Comparing x86, neon and altivec, they all have comparisons that return a 
vector of -1 and 0. On the other hand, they have different selection 
instructions. x86 uses <0, altivec uses !=0 and neon has a bitwise select 
and thus requires exactly -1 or 0. It thus seems to me that we should 
decide in the middle-end that vector comparisons return vectors of -1 and 
0. VEC_COND_EXPR is more complicated. We could for instance require that 
it takes as first argument a vector of -1 and 0 (thus <0, !=0 and the neon 
thing are equivalent). Which would leave to decide what the expansion of 
vec_cond_expr passes to the targets when the first argument is not a 
comparison, between !=0, <0, ==-1 or others (I vote for <0 because of 
opencl). One issue is that targets wouldn't know if it was a dummy 
comparison that can safely be ignored because the other part is the result 
of logical operations on comparisons (thus composed of -1 and 0) or a 
genuine comparison with an arbitrary vector, so a new optimization would 
be needed (in the back-end I guess or we would need an alternate 
instruction to vcond) to detect if a vector is a "signed boolean" vector.
We could instead say that vec_cond_expr really follows OpenCL's semantics 
and looks at the MSB of each element. I am not sure that would change 
much, it would mostly delay the apparition of <0 to RTL expansion time 
(and thus make gimple slightly lighter).

>>>> +/* Return true if EXPR is an integer constant representing true.  */
>>>> +
>>>> +bool
>>>> +integer_truep (const_tree expr)
>>>> +{
>>>> +  STRIP_NOPS (expr);
>>>> +
>>>> +  switch (TREE_CODE (expr))
>>>> +    {
>>>> +    case INTEGER_CST:
>>>> +      /* Do not just test != 0, some places expect the value 1.  */
>>>> +      return (TREE_INT_CST_LOW (expr) == 1
>>>> +             && TREE_INT_CST_HIGH (expr) == 0);
>>>
>>>
>>> I wonder if using STORE_FLAG_VALUE is better here (note that it
>>> usually differs for FP vs. integral comparisons and the mode passed
>>> to STORE_FLAG_VALUE is that of the comparison result).
>>
>>
>> I notice there is already a VECTOR_STORE_FLAG_VALUE (used only once in
>> simplify-rtx, in a way that seems a bit strange but I'll try to
>> understand that later). Thanks for showing me this macro, it seems
>> important indeed. However the STORE_FLAG_VALUE mechanism seems to be for
>> the RTL level.
>>
>> It looks like it would be possible to have 3 different semantics:
>> source code is OpenCL, middle-end whatever we want (0 / 1 for instance),
>> and back-end is whatever the target wants. The front-end would generate
>> for a<b : vec_cond_expr(a<b,-1,0)
>
> seems like the middle-end uses this for lowering vector compares,
> a < b -> { a[0] < b[0] ? -1 : 0, ... }
>
>> and for a?b:c : vec_cond_expr(a<0,b,c)
>
> it looks like ?: is not generally handled by tree-vect-generic, so it must
> be either not supported by the frontend or lowered therein (ISTR
> it is forced to appear as a != {0,...} ? ... : ...)

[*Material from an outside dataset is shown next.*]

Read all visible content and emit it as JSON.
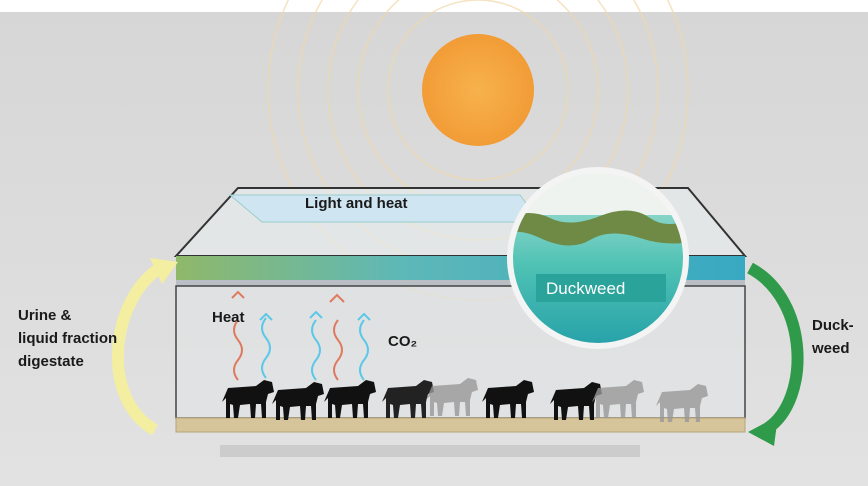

Not supported by the front-end yet (not even by the gimplifier), I have 
(bad) patches but I can't really finish them before this conversation is 
done.

I think there are quite few places in the middle-end that assume that 
comparisons return a vector of -1/0 and even fewer that vec_cond_expr only 
looks at the MSB of each element. So it is still time to change that if 
you want to. But if we want to change it, I think it should happen now 
before even more vector code gets in (not particularly my patches, I am 
thinking of cilk and others too).

Ok, that's long enough, I need to send it now...

-- 
Marc Glisse